Type de juridiction : Tribunal judiciaire

Juridiction : Tribunal judiciaire de Paris

Thématique : Impact des mesures sanitaires sur les obligations contractuelles en matière locative

Résumé

Contexte de l’affaire

La SCI [Adresse 6] a loué deux cellules à la SARL Société du Pressing du Baobab dans un centre commercial. La première cellule, dédiée à des activités de pressing, a été louée pour un loyer annuel de 25.500 euros, tandis que la seconde, utilisée pour la photographie, a été renouvelée pour une durée de 9 ans. En raison de la crise sanitaire liée à la Covid-19, la bailleresse a accordé des remises de loyer pour certaines périodes de fermeture, mais un désaccord est survenu concernant les loyers dus pendant une troisième période de fermeture.

Assignation en justice

Le 18 octobre 2021, la société Pressing du Baobab a assigné la SCI devant le tribunal judiciaire de Paris, demandant le remboursement de 2.719,88 euros pour trop versés et, à titre subsidiaire, un échelonnement de son arriéré locatif. Elle a également demandé que les loyers ne soient pas dus pour la période de fermeture du 6 mars au 18 mai 2021, invoquant des principes de bonne foi et d’exception d’inexécution.

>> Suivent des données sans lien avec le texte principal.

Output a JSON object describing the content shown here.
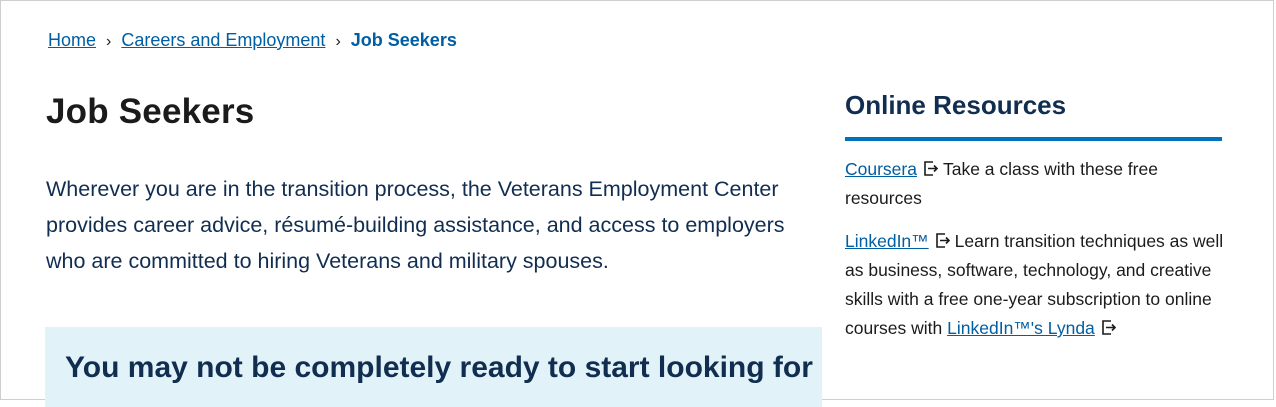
{
  "breadcrumb": {
    "home": "Home",
    "careers": "Careers and Employment",
    "current": "Job Seekers",
    "separator": "›"
  },
  "main": {
    "title": "Job Seekers",
    "intro": "Wherever you are in the transition process, the Veterans Employment Center provides career advice, résumé-building assistance, and access to employers who are committed to hiring Veterans and military spouses.",
    "callout_heading": "You may not be completely ready to start looking for"
  },
  "sidebar": {
    "title": "Online Resources",
    "items": [
      {
        "link": "Coursera",
        "text": "Take a class with these free resources",
        "icon": "external-link-icon"
      },
      {
        "link": "LinkedIn™",
        "text": "Learn transition techniques as well as business, software, technology, and creative skills with a free one-year subscription to online courses with",
        "link2": "LinkedIn™'s Lynda",
        "icon": "external-link-icon"
      }
    ]
  },
  "colors": {
    "link": "#005ea2",
    "heading": "#112e51",
    "accent_rule": "#0071bc",
    "callout_bg": "#e1f3f8"
  }
}
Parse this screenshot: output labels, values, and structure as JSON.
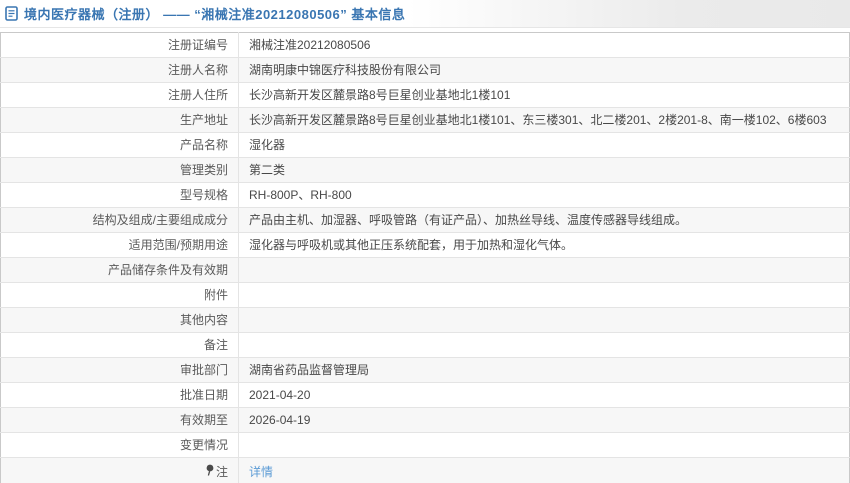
{
  "header": {
    "title": "境内医疗器械（注册） —— “湘械注准20212080506” 基本信息"
  },
  "table": {
    "rows": [
      {
        "label": "注册证编号",
        "value": "湘械注准20212080506"
      },
      {
        "label": "注册人名称",
        "value": "湖南明康中锦医疗科技股份有限公司"
      },
      {
        "label": "注册人住所",
        "value": "长沙高新开发区麓景路8号巨星创业基地北1楼101"
      },
      {
        "label": "生产地址",
        "value": "长沙高新开发区麓景路8号巨星创业基地北1楼101、东三楼301、北二楼201、2楼201-8、南一楼102、6楼603"
      },
      {
        "label": "产品名称",
        "value": "湿化器"
      },
      {
        "label": "管理类别",
        "value": "第二类"
      },
      {
        "label": "型号规格",
        "value": "RH-800P、RH-800"
      },
      {
        "label": "结构及组成/主要组成成分",
        "value": "产品由主机、加湿器、呼吸管路（有证产品）、加热丝导线、温度传感器导线组成。"
      },
      {
        "label": "适用范围/预期用途",
        "value": "湿化器与呼吸机或其他正压系统配套，用于加热和湿化气体。"
      },
      {
        "label": "产品储存条件及有效期",
        "value": ""
      },
      {
        "label": "附件",
        "value": ""
      },
      {
        "label": "其他内容",
        "value": ""
      },
      {
        "label": "备注",
        "value": ""
      },
      {
        "label": "审批部门",
        "value": "湖南省药品监督管理局"
      },
      {
        "label": "批准日期",
        "value": "2021-04-20"
      },
      {
        "label": "有效期至",
        "value": "2026-04-19"
      },
      {
        "label": "变更情况",
        "value": ""
      },
      {
        "label": "注",
        "value": "详情"
      }
    ]
  },
  "icons": {
    "header_icon": "document-icon",
    "note_icon": "pin-icon"
  },
  "colors": {
    "title_blue": "#3a76b2",
    "link_blue": "#5b9bd5",
    "stripe_gray": "#f7f7f7",
    "border_gray": "#e4e4e4"
  }
}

Demandes de la société Pressing du Baobab

Dans ses conclusions, la société Pressing du Baobab a demandé la réduction des loyers de 40 % pour une période soumise à un couvre-feu, ainsi qu’une franchise de loyers pour plusieurs mois. Elle a également sollicité des dommages et intérêts et le remboursement de 512,08 euros pour trop versés. En cas d’arriéré, elle a demandé un échelonnement sur 24 mois.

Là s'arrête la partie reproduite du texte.